A handshake with a powerful squeeze is considered admirable, however if you squeeze too much when you hold your golf club, your swing will probably be inconsistent. When you hold on to your club like it was the last shirt in your size at the Balloon Sale, you create unwanted tension in your hands, arms, and shoulders.
 
 One of the main reasons for gripping your clubs too tight is FEAR. Yes, that’s right. Fear you might not hit it straight, fear you might not make good contact with the ball, or that the club might twist or fly out of your hands if you don’t hang on tight enough. The first two phobias might best be corrected by a lesson with one of our professionals, but the solution to the last one might just be found in the palms of your hands.
 
Take a look at your clubs’ grips. If you haven’t changed your grips since most woods were really made of wood, you need to ask yourself the following questions. Are the grips showing any signs of age? Do they have any tears? Are any of the grooves on the grip worn out? Is the tip of the grip dry and cracking? Is there a worn spot where your right thumb goes?

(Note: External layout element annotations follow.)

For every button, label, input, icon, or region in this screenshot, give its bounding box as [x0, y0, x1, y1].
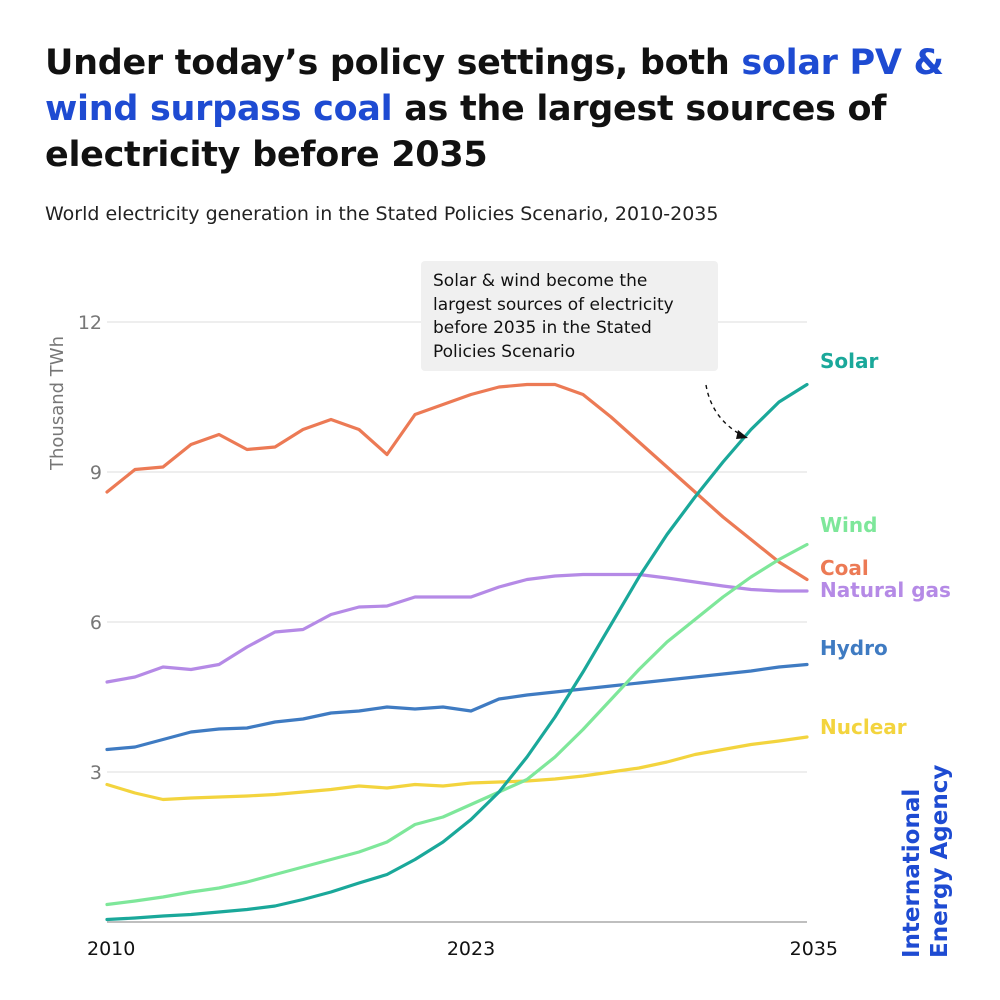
title-text-1: Under today’s policy settings, both: [45, 43, 742, 83]
y-tick-label: 12: [78, 312, 102, 334]
y-ticks: 3 6 9 12: [78, 312, 102, 784]
annotation-callout: Solar & wind become the largest sources …: [421, 261, 718, 371]
series-line-nuclear: [105, 735, 809, 802]
title-text-2: as the largest sources of electricity be…: [45, 89, 887, 175]
callout-arrow: [705, 384, 746, 438]
y-tick-label: 6: [90, 612, 102, 634]
x-tick-label: 2035: [790, 938, 838, 960]
y-tick-label: 3: [90, 762, 102, 784]
legend-label-solar: Solar: [820, 349, 878, 373]
chart-title: Under today’s policy settings, both sola…: [45, 40, 945, 178]
x-tick-label: 2010: [87, 938, 135, 960]
series-line-wind: [105, 542, 809, 907]
title-highlight: solar PV & wind surpass coal: [45, 43, 944, 129]
legend-label-nuclear: Nuclear: [820, 715, 907, 739]
callout-arrowhead: [736, 430, 748, 439]
y-tick-label: 9: [90, 462, 102, 484]
iea-logo: International Energy Agency: [898, 765, 954, 958]
chart-subtitle: World electricity generation in the Stat…: [45, 203, 719, 225]
series-line-hydro: [105, 662, 809, 752]
series-line-coal: [105, 382, 809, 582]
series-lines: [105, 382, 809, 922]
legend-label-coal: Coal: [820, 556, 869, 580]
y-axis-label: Thousand TWh: [47, 336, 68, 471]
series-line-natural-gas: [105, 572, 809, 684]
legend-label-wind: Wind: [820, 513, 877, 537]
legend-label-natural-gas: Natural gas: [820, 578, 951, 602]
x-ticks: 2010 2023 2035: [87, 938, 838, 960]
legend-label-hydro: Hydro: [820, 636, 888, 660]
series-line-solar: [105, 382, 809, 922]
brand-line-2: Energy Agency: [927, 764, 953, 958]
brand-line-1: International: [899, 788, 925, 958]
x-tick-label: 2023: [447, 938, 495, 960]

Are they as slick as North Atherton Street after an ice storm? If you can answer yes to any of these questions it might be time to have one of our staff inspect your clubs’ grips.
 
Having good grips on your clubs is essential. Remember that your club’s grip is the first and last connection you have to your equipment and more importantly, to the ball you’re striking. Having the confidence that your grips will perform properly will lead to a more relaxed, smooth swing. Your grips should be in good condition, showing no unusual signs of wear or age. They should have a slight to strong tacky feel. That means that when you rub your hand across the grip it should resist the motion, or feel like the grip is trying to “grab” at you.
 
Most experts recommend that you change your grips every year or two depending on how many rounds of golf you play. With the wide variety of grips available today, selecting the right one for your needs is as simple as stopping by the golf shop. This is a small investment to make that can pay large dividends. New grips will help to relieve some of the tension in your swing, increase your confidence level, and thus, your enjoyment of the game. Then you can save the strong-arming for the next Balloon Sale.